Computing a topic model may require a lot of memory. It is necessary to define the memory available for the Java Virtual Machine (JVM) that will be used to interface to Java before the JVM is started. As the biglda package will initialize a JVM upon being loaded, the respective parameter needs to be set before we load biglda.

options(java.parameters = "-Xmx4g")
library(biglda)

The mallet Java package is not shipped with the R package biglda, to keep size of the R package minimal, and to avoid a complicated situation of licenses. Load the mallet Java package if it is not yet installed.

if (!mallet_is_installed()) mallet_install()

To check the installation, get the version of mallet.

mallet_get_version()

Sample Workflow

The biglda package works seamlessly with the polmineR package.
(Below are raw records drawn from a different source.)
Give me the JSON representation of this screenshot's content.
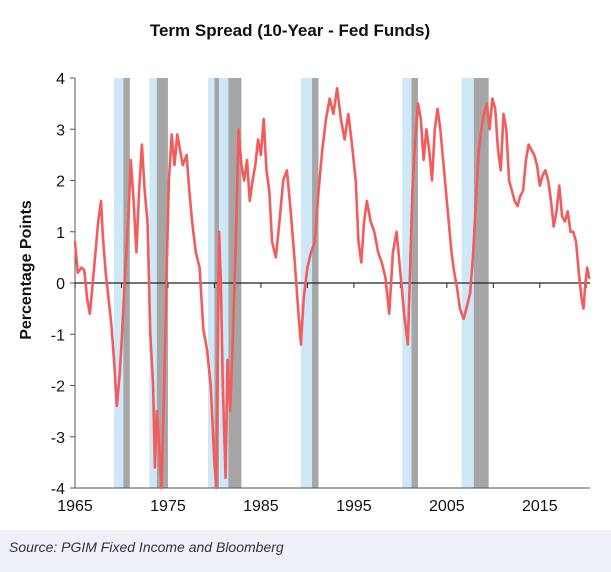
{
  "chart_data": {
    "type": "line",
    "title": "Term Spread (10-Year - Fed Funds)",
    "xlabel": "",
    "ylabel": "Percentage Points",
    "xlim": [
      1965,
      2020.4
    ],
    "ylim": [
      -4,
      4
    ],
    "x_ticks": [
      1965,
      1975,
      1985,
      1995,
      2005,
      2015
    ],
    "y_ticks": [
      4,
      3,
      2,
      1,
      0,
      -1,
      -2,
      -3,
      -4
    ],
    "series": [
      {
        "name": "Term Spread",
        "color": "#f25c5c",
        "points": [
          [
            1965.0,
            0.8
          ],
          [
            1965.3,
            0.2
          ],
          [
            1965.7,
            0.3
          ],
          [
            1966.0,
            0.25
          ],
          [
            1966.3,
            -0.3
          ],
          [
            1966.6,
            -0.6
          ],
          [
            1966.9,
            0.0
          ],
          [
            1967.2,
            0.6
          ],
          [
            1967.5,
            1.2
          ],
          [
            1967.8,
            1.6
          ],
          [
            1968.0,
            0.9
          ],
          [
            1968.3,
            0.2
          ],
          [
            1968.6,
            -0.3
          ],
          [
            1968.9,
            -0.8
          ],
          [
            1969.2,
            -1.5
          ],
          [
            1969.5,
            -2.4
          ],
          [
            1969.8,
            -1.8
          ],
          [
            1970.0,
            -1.2
          ],
          [
            1970.4,
            0.2
          ],
          [
            1970.8,
            1.5
          ],
          [
            1971.0,
            2.4
          ],
          [
            1971.3,
            1.6
          ],
          [
            1971.6,
            0.6
          ],
          [
            1971.9,
            1.8
          ],
          [
            1972.2,
            2.7
          ],
          [
            1972.5,
            1.8
          ],
          [
            1972.8,
            1.2
          ],
          [
            1973.1,
            -1.0
          ],
          [
            1973.4,
            -2.0
          ],
          [
            1973.6,
            -3.6
          ],
          [
            1973.8,
            -2.5
          ],
          [
            1974.0,
            -3.0
          ],
          [
            1974.3,
            -4.0
          ],
          [
            1974.6,
            -2.0
          ],
          [
            1974.9,
            0.5
          ],
          [
            1975.1,
            2.0
          ],
          [
            1975.4,
            2.9
          ],
          [
            1975.7,
            2.3
          ],
          [
            1976.0,
            2.9
          ],
          [
            1976.3,
            2.6
          ],
          [
            1976.6,
            2.3
          ],
          [
            1977.0,
            2.5
          ],
          [
            1977.3,
            1.8
          ],
          [
            1977.6,
            1.2
          ],
          [
            1978.0,
            0.6
          ],
          [
            1978.4,
            0.3
          ],
          [
            1978.8,
            -0.9
          ],
          [
            1979.2,
            -1.3
          ],
          [
            1979.6,
            -2.0
          ],
          [
            1980.0,
            -3.5
          ],
          [
            1980.2,
            -4.0
          ],
          [
            1980.5,
            1.0
          ],
          [
            1980.7,
            0.0
          ],
          [
            1980.9,
            -2.0
          ],
          [
            1981.2,
            -3.8
          ],
          [
            1981.4,
            -1.5
          ],
          [
            1981.7,
            -2.5
          ],
          [
            1982.0,
            -1.0
          ],
          [
            1982.3,
            0.8
          ],
          [
            1982.6,
            3.0
          ],
          [
            1982.9,
            2.3
          ],
          [
            1983.2,
            2.0
          ],
          [
            1983.5,
            2.4
          ],
          [
            1983.8,
            1.6
          ],
          [
            1984.1,
            2.0
          ],
          [
            1984.4,
            2.3
          ],
          [
            1984.7,
            2.8
          ],
          [
            1985.0,
            2.5
          ],
          [
            1985.3,
            3.2
          ],
          [
            1985.6,
            2.2
          ],
          [
            1985.9,
            1.8
          ],
          [
            1986.2,
            0.8
          ],
          [
            1986.6,
            0.5
          ],
          [
            1987.0,
            1.2
          ],
          [
            1987.4,
            2.0
          ],
          [
            1987.8,
            2.2
          ],
          [
            1988.2,
            1.4
          ],
          [
            1988.6,
            0.5
          ],
          [
            1989.0,
            -0.5
          ],
          [
            1989.3,
            -1.2
          ],
          [
            1989.6,
            -0.3
          ],
          [
            1990.0,
            0.3
          ],
          [
            1990.4,
            0.6
          ],
          [
            1990.8,
            0.8
          ],
          [
            1991.2,
            1.8
          ],
          [
            1991.6,
            2.6
          ],
          [
            1992.0,
            3.2
          ],
          [
            1992.4,
            3.6
          ],
          [
            1992.8,
            3.3
          ],
          [
            1993.2,
            3.8
          ],
          [
            1993.6,
            3.2
          ],
          [
            1994.0,
            2.8
          ],
          [
            1994.4,
            3.3
          ],
          [
            1994.8,
            2.7
          ],
          [
            1995.2,
            2.0
          ],
          [
            1995.5,
            0.8
          ],
          [
            1995.8,
            0.4
          ],
          [
            1996.1,
            1.2
          ],
          [
            1996.4,
            1.6
          ],
          [
            1996.8,
            1.2
          ],
          [
            1997.2,
            1.0
          ],
          [
            1997.6,
            0.6
          ],
          [
            1998.0,
            0.4
          ],
          [
            1998.4,
            0.1
          ],
          [
            1998.8,
            -0.6
          ],
          [
            1999.2,
            0.6
          ],
          [
            1999.6,
            1.0
          ],
          [
            2000.0,
            0.2
          ],
          [
            2000.4,
            -0.6
          ],
          [
            2000.8,
            -1.2
          ],
          [
            2001.0,
            0.0
          ],
          [
            2001.3,
            1.8
          ],
          [
            2001.6,
            2.8
          ],
          [
            2001.9,
            3.5
          ],
          [
            2002.2,
            3.2
          ],
          [
            2002.5,
            2.4
          ],
          [
            2002.8,
            3.0
          ],
          [
            2003.1,
            2.6
          ],
          [
            2003.4,
            2.0
          ],
          [
            2003.7,
            3.0
          ],
          [
            2004.0,
            3.4
          ],
          [
            2004.3,
            3.0
          ],
          [
            2004.6,
            2.4
          ],
          [
            2004.9,
            1.8
          ],
          [
            2005.2,
            1.2
          ],
          [
            2005.5,
            0.6
          ],
          [
            2005.8,
            0.2
          ],
          [
            2006.1,
            -0.1
          ],
          [
            2006.4,
            -0.5
          ],
          [
            2006.8,
            -0.7
          ],
          [
            2007.1,
            -0.5
          ],
          [
            2007.5,
            -0.2
          ],
          [
            2007.8,
            0.5
          ],
          [
            2008.1,
            1.5
          ],
          [
            2008.4,
            2.5
          ],
          [
            2008.7,
            3.0
          ],
          [
            2009.0,
            3.3
          ],
          [
            2009.3,
            3.5
          ],
          [
            2009.6,
            3.0
          ],
          [
            2009.9,
            3.6
          ],
          [
            2010.2,
            3.4
          ],
          [
            2010.5,
            2.6
          ],
          [
            2010.8,
            2.2
          ],
          [
            2011.1,
            3.3
          ],
          [
            2011.4,
            3.0
          ],
          [
            2011.7,
            2.0
          ],
          [
            2012.0,
            1.8
          ],
          [
            2012.3,
            1.6
          ],
          [
            2012.6,
            1.5
          ],
          [
            2012.9,
            1.7
          ],
          [
            2013.2,
            1.8
          ],
          [
            2013.5,
            2.4
          ],
          [
            2013.8,
            2.7
          ],
          [
            2014.1,
            2.6
          ],
          [
            2014.4,
            2.5
          ],
          [
            2014.7,
            2.3
          ],
          [
            2015.0,
            1.9
          ],
          [
            2015.3,
            2.1
          ],
          [
            2015.6,
            2.2
          ],
          [
            2015.9,
            2.0
          ],
          [
            2016.2,
            1.6
          ],
          [
            2016.5,
            1.1
          ],
          [
            2016.8,
            1.4
          ],
          [
            2017.1,
            1.9
          ],
          [
            2017.4,
            1.3
          ],
          [
            2017.7,
            1.2
          ],
          [
            2018.0,
            1.4
          ],
          [
            2018.3,
            1.0
          ],
          [
            2018.6,
            1.0
          ],
          [
            2018.9,
            0.8
          ],
          [
            2019.2,
            0.2
          ],
          [
            2019.5,
            -0.3
          ],
          [
            2019.7,
            -0.5
          ],
          [
            2019.9,
            0.0
          ],
          [
            2020.1,
            0.3
          ],
          [
            2020.3,
            0.1
          ]
        ]
      }
    ],
    "shaded_periods": [
      {
        "start": 1969.2,
        "end": 1970.2,
        "shade": "light-blue"
      },
      {
        "start": 1970.2,
        "end": 1970.9,
        "shade": "gray"
      },
      {
        "start": 1973.0,
        "end": 1973.8,
        "shade": "light-blue"
      },
      {
        "start": 1973.8,
        "end": 1975.0,
        "shade": "gray"
      },
      {
        "start": 1979.3,
        "end": 1980.0,
        "shade": "light-blue"
      },
      {
        "start": 1980.0,
        "end": 1980.5,
        "shade": "gray"
      },
      {
        "start": 1980.5,
        "end": 1981.5,
        "shade": "light-blue"
      },
      {
        "start": 1981.5,
        "end": 1982.9,
        "shade": "gray"
      },
      {
        "start": 1989.3,
        "end": 1990.5,
        "shade": "light-blue"
      },
      {
        "start": 1990.5,
        "end": 1991.2,
        "shade": "gray"
      },
      {
        "start": 2000.2,
        "end": 2001.2,
        "shade": "light-blue"
      },
      {
        "start": 2001.2,
        "end": 2001.9,
        "shade": "gray"
      },
      {
        "start": 2006.6,
        "end": 2007.9,
        "shade": "light-blue"
      },
      {
        "start": 2007.9,
        "end": 2009.5,
        "shade": "gray"
      }
    ],
    "colors": {
      "line": "#f25c5c",
      "light-blue": "#cfe8f7",
      "gray": "#a6a6a6",
      "axis": "#555555"
    },
    "grid": false,
    "legend": "none"
  },
  "footer": {
    "source": "Source: PGIM Fixed Income and Bloomberg"
  }
}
In our example, we compute a topic model for the speeches in the GERMAPARLMINI sample corpus which is included in the polmineR package.

library(polmineR)
use("polmineR")
speeches <- corpus("GERMAPARLMINI") %>%
  as.speeches(s_attribute_name = "speaker", s_attribute_date = "date")

Before training the topic model, mallet requires that the input data are converted into the mallet input format, an InstanceList.
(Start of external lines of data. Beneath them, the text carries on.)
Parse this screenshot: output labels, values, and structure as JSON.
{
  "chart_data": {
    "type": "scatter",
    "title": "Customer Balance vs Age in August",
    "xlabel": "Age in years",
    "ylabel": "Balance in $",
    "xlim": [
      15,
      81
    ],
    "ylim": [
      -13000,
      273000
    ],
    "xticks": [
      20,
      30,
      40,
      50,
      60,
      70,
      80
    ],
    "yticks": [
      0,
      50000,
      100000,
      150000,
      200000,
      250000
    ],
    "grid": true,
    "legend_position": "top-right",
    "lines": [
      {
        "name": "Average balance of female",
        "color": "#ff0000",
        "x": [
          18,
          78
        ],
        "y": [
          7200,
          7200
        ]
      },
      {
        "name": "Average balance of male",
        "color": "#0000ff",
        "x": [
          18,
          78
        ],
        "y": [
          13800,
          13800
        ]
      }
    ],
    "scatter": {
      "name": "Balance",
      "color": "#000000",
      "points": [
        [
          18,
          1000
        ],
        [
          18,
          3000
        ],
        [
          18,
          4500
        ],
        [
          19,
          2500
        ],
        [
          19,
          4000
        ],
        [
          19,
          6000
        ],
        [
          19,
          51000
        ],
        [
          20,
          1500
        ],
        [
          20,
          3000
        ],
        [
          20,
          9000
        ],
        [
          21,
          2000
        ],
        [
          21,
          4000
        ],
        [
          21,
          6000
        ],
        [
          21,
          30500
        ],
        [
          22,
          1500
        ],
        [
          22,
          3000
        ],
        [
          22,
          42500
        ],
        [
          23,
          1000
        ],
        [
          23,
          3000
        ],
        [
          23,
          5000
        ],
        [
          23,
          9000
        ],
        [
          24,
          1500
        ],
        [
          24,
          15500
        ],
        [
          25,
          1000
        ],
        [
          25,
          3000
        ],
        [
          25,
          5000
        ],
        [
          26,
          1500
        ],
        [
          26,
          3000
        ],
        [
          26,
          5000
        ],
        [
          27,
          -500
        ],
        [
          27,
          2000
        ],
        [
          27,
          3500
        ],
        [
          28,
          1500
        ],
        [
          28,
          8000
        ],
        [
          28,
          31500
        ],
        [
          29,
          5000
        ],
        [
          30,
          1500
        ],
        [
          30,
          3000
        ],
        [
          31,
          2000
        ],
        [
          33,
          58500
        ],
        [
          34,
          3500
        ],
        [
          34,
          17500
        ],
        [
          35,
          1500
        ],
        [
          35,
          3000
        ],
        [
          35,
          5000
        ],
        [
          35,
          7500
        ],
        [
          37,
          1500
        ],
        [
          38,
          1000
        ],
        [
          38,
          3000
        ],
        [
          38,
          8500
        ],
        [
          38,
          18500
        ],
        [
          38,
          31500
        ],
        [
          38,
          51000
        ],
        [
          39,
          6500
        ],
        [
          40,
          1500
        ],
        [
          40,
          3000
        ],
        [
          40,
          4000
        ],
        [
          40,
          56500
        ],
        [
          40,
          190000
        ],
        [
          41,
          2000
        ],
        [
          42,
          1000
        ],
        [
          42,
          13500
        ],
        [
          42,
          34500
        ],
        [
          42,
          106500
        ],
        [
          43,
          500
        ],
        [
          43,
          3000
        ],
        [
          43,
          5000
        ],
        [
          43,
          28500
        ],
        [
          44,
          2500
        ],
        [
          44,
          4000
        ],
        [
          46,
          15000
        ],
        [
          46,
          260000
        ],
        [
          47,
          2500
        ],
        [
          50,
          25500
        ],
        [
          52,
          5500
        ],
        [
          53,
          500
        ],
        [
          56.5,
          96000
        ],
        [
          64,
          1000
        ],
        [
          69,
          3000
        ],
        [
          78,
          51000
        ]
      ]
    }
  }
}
instance_list <- as.instance_list(speeches)

We now instantiate the BigTopicModel class.

lda <- BigTopicModel(n_topics = 25L, alpha_sum = 5.1, beta = 0.1)

The methods for this class are not defined by the biglda package and are not documented therein, but on the documentation of the mallet api.

The first next step is to feed the data to be modelled, i.e. the instance_list into the class.

lda$addInstances(instance_list)

Then we set a additional parameters. In this vein, we also set the number of threads to be used.

lda$setNumThreads(1L)
lda$setTopicDisplay(50L, 10L)
lda$setNumIterations(150L)

Use the estimate method to trigger the training of the topic model.

lda$estimate()

There is a bandwith of tools available for the LDA topicmodels trained using the topicmoddels package. To be able to use it, use the as_LDA() function for type conversion.

topicmodels_lda <- as_LDA(lda)

Evaluating topic models

This is a minimal example to demonstrate a workflow for fitting a set of LDA topic models, and evaluating the models. Note that given the stochastic nature of LDA topic models, results are different each time this vignette is built.

library(parallel)
library(stringi)

We use the REUTERS corpus included in the RcppCWB package here to provide a minimal working example.

use("RcppCWB", corpus = "REUTERS")

Given the very limited size of the corpus (r size(corpus("REUTERS")) tokens / r length(s_attributes("REUTERS", "id")) documents) , results obtained here are not robust.

cores_to_use <- detectCores() - 1L # use all available cores but one

discard <- c(tm::stopwords("en"), capitalize(tm::stopwords("en")))

instance_list <- corpus("REUTERS") %>%
  split(s_attribute = "id") %>%
  get_token_stream(p_attribute = "word", subset = {!word %in% discard}) %>%
  lapply(tolower) %>%
  sapply(stri_c, collapse = "\n") %>% # stri_c() is faster than paste0()
  as.instance_list()

reuters_metrics_list <- lapply(
  seq(from = 6, to = 30, by = 2),
  function(k){
    message("... fitting model for k: ", k)
    BTM <- BigTopicModel(
      instances = instance_list,
      n_topics = k,
      alpha_sum = 5.1,
      beta = 0.1,
      iterations = 1000L,
      threads = cores_to_use,
      silent = TRUE
    )
    BTM$estimate()
    lda <- as_LDA(BTM, verbose = FALSE)
    metrics(lda, verbose = FALSE)
  }
)
reuters_metrics <- do.call(rbind, reuters_metrics_list)

plot(reuters_metrics)